I wasted, holding then and still

screws and jams

and more thorough nothings,

when of whomever she gray

and gutted was, there could still

be a smidge in the fridge, in my life, sick

but so are language and memory, which never

let the living let the dead die

Owe is to ode as whatever is to I don't know

I owe the crow, I know. Owe the watch,

the wrist, the swatch, the fist,

the sock, the crow, I know. Without clouds

I'd stand alone, without house

and switch and bomb and lock

and pick, there'd be no boom, no breaking in

to song for the crow, I know.

Owe every needle said
no

to my arm, every leaf said
yes

to the wind in my ear, owe wind

again, wind again

in this poem for the crow, I know.

When I'm dead, I want my head

to be an ashtray

in a bus station, tagged

at will by slugs and mugs

bound for Poughkeepsie and Kankakee,

my hips plunked into your garden

in lieu of my lips, after my kiss

is flown away by the hunger

of the crow, go crow. Owe maggots

for flies, flies for buzz, buzz

for saw, saw for seen, scene for action,

action for cut, cut for cure, cure

for sure, sure for shore, shore

for more, more for moon, moon

for flashlighting the night,

which falls softly

as the word
softly

falls, and is wall-to-wall

crow, you know.

Ode to ongoing

People are having babies. Hoisting their children

to tree limbs on their backs and tying their shoes.

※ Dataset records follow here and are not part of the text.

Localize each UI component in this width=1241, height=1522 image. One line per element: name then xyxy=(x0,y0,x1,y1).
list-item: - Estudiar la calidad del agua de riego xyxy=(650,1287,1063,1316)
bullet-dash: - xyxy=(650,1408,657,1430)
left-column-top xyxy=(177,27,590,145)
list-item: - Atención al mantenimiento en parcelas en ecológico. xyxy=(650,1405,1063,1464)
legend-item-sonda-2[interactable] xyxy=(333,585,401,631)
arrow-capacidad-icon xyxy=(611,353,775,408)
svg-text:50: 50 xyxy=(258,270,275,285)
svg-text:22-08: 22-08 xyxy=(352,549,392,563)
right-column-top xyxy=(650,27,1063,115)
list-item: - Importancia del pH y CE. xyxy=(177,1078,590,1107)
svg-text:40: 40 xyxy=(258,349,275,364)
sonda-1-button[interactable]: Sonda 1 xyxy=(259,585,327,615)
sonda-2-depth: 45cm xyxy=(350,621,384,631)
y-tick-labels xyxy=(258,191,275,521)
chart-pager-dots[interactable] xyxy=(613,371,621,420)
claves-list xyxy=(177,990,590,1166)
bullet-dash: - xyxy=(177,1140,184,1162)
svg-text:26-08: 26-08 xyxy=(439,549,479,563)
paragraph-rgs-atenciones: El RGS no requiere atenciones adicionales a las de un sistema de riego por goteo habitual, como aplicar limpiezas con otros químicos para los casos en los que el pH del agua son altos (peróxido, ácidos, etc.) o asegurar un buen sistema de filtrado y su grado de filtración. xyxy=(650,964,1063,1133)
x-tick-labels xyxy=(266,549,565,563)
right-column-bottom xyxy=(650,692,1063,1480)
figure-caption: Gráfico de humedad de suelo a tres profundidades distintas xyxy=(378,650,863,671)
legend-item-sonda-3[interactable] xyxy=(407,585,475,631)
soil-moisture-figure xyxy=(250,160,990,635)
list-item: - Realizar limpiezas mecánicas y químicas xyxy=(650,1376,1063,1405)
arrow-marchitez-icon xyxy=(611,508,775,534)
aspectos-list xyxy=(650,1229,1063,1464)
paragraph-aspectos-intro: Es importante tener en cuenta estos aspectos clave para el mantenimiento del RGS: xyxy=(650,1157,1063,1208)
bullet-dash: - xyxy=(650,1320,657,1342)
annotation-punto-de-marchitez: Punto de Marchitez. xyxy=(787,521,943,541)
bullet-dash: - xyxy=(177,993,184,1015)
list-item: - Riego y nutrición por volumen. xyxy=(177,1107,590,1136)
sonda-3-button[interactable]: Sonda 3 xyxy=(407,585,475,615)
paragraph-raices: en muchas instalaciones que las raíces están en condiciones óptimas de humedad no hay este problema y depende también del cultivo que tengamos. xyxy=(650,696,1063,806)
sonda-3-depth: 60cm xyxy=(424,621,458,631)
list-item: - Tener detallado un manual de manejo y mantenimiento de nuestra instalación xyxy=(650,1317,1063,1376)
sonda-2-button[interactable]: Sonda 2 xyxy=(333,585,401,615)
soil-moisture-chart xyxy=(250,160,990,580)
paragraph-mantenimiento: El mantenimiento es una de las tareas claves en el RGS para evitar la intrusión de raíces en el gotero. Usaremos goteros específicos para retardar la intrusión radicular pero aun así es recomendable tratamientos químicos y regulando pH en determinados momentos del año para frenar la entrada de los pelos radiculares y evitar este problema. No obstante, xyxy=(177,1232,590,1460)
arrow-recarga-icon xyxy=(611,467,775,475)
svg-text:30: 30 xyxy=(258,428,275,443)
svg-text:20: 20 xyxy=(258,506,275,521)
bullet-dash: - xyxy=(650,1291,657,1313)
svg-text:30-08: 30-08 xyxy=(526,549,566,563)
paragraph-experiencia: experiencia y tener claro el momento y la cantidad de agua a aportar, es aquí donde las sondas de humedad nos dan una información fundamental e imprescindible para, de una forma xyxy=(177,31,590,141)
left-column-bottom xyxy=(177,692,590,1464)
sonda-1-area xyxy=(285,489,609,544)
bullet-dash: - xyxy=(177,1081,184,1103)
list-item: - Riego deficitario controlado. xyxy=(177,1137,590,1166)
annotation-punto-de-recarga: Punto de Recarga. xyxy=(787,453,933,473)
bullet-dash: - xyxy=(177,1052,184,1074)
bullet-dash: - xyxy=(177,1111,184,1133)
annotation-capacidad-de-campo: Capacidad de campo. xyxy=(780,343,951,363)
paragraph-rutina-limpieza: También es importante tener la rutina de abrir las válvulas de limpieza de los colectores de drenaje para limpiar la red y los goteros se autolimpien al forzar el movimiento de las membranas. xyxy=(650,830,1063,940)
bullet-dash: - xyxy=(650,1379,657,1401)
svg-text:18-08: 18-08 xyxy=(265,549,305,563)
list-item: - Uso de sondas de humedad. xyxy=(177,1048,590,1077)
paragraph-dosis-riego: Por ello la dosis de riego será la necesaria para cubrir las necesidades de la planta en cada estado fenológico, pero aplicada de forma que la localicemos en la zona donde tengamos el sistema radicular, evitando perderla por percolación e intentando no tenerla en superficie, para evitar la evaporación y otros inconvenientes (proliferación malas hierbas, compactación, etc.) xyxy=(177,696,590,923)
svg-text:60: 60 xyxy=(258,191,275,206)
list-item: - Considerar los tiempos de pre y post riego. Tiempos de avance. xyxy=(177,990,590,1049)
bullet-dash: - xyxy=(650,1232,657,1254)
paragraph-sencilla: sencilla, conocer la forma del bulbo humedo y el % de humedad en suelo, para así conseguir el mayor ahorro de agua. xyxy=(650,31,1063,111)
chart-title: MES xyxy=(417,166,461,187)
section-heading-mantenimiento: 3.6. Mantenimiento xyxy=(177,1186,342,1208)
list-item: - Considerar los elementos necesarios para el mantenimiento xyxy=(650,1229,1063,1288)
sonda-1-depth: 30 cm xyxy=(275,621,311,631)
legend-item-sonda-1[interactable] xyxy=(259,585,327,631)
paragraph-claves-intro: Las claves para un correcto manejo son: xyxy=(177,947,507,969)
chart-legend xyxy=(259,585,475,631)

Telling them what the numerator is and why not

to eat one's boogers or not publicly

pee if at all possible to pee in private.

People are mixing their genes after wine

in romantic alleys and London hotels after crossing

a famous bridge. Trying to save for college

and not hit their children like they were hit

and not hit their children differently

than they were hit and failing and succeeding.

People are singing to wombs and playing the Goldberg

variations to fetuses who'll love Glenn Gould

without knowing who Glenn Gould is. I'm driving

along or painting a board or wondering

if we love animals because we can't talk with them

more intimately than we can't talk with God

and the whole time there's this background hum

of sex and devotion and fear, people telling

good-night stories or leaving their babies

in dumpsters but mostly working hard

to feed the future what it needs to grow strong

and prefer sweet over sour, consonance

to dissonance, to be the only creatures who notice

the stars or at least use them metaphorically

to go on and on about the longing we harbor

in such tiny spaces relative to the extent

of our dread that we're in this alone.

Elegy to the time it takes to realize the futility of elegies

Had I only dipped you in amber, only built an ark

and filled it with one of your kind, only been God

or a surgeon who was God or raised an army

of fire ants and bulldozers at the door

against what was coming, they say goldfish

forget immediately the circled bowl, they say elephants

come back to the bones of their dead and lift them

with their trunks, I did none of these things, forget

or lift your bones with my trunk, I like it here

in the fog, being touched by the cool washcloth

of the sky, had I only folded you into a triangle

like a flag that has thrashed all day

inside the monologue of the wind and needs to sleep,

never letting you touch the ground, coming to you

with my hand over my heart, pledging vibrancy

and odors and sunspots, I'm sorry for the snot

at the end, my face full of sheepshank knots

and nails, had I only been an ocean for you,

just a little one, a closet wide, a bedpan deep,

plenty of infinity for your fuse, your hovering,

the truth is I did all of these things, and let go

the steering wheel on the highway until the rumble strip

called me a dumbass, and chopped a tree down

and built a crib for a child, I like it here

when the fog erases itself and says,
I offer you

the world freshly painted,
including the woods

where you walked, if only I could weigh its shade,

would it be larger or smaller by exactly

the size of you, O science, give me such instruments

of knowledge, they are as passionately useless as poems.